Currently on the main branch, we use all 3 in various situations.

view this post on Zulip Brian Carroll (Nov 06 2023 at 08:36):

The PR removes (1) as an option.
It turns out to be more complicated than you'd expect to track symbols in the stack machine. Wasm has structured control flow with nested block scopes. So there are instructions like loop rather than just "jump" or "goto". You can't access a value in a higher scope.

view this post on Zulip Brian Carroll (Nov 06 2023 at 08:38):

After this PR we no longer track what's stored in the stack machine.
Instead we do a much more direct translation of the mono IR.
We translate each let in the IR to:

view this post on Zulip Brian Carroll (Nov 06 2023 at 08:40):

The drawback is that we are not taking advantage of the stack machine, so we get inefficient code.
The advantage is that we are more directly translating the mono IR so our Rust code is much simpler and easier to maintain.

view this post on Zulip Brian Carroll (Nov 06 2023 at 08:41):

There doesn't seem to be much speed advantage, at least in the test_gen tests.
The total runtime for cargo test-gen-wasm goes from 7.428s to 7.412s (based on hyperfine with 10 runs).

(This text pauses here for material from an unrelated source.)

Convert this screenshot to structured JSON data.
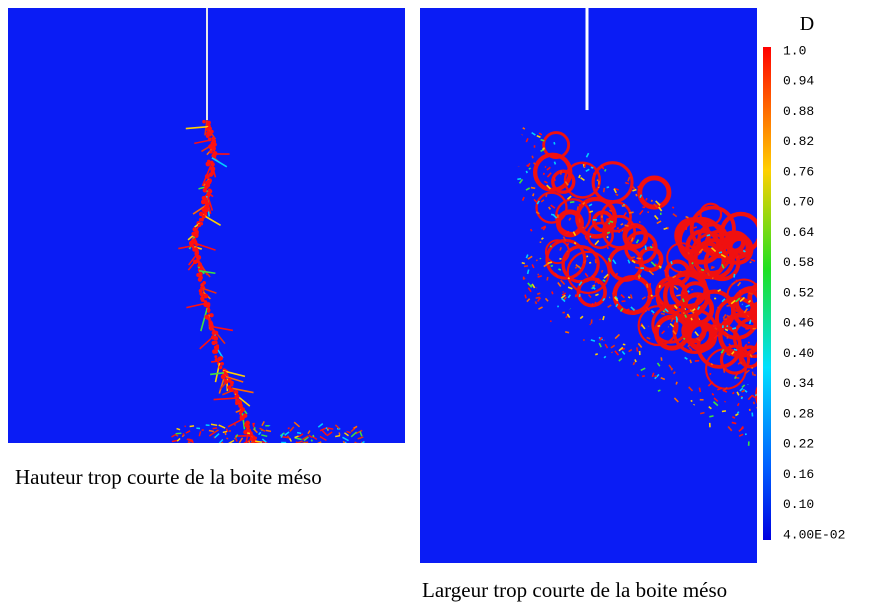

view this post on Zulip Brian Carroll (Nov 06 2023 at 08:41):

So the main argument is simplicity/maintainability.

view this post on Zulip Brian Carroll (Nov 06 2023 at 08:45):

Frankly, I don't want to be the only one who is able to make changes in this code. I've had less time for Roc in the past year and I'm not sure how my availability is going to fluctuate in the future. So getting rid of something very complex that we don't really need, seems like a good idea.

view this post on Zulip Brian Carroll (Nov 06 2023 at 08:53):

If we decide that we need the size optimisation, it would be much simpler to implement it after generating the instructions for a function. We could probably combine it into an existing pass. I think it would be a lot less code and easier to understand/maintain/debug.

view this post on Zulip Anton (Nov 06 2023 at 09:12):

Sounds like a wise decision!

view this post on Zulip Richard Feldman (Nov 06 2023 at 11:54):

Agreed! :smiley:

view this post on Zulip Richard Feldman (Nov 06 2023 at 11:54):

Thanks @Brian Carroll, I think that's a really good call!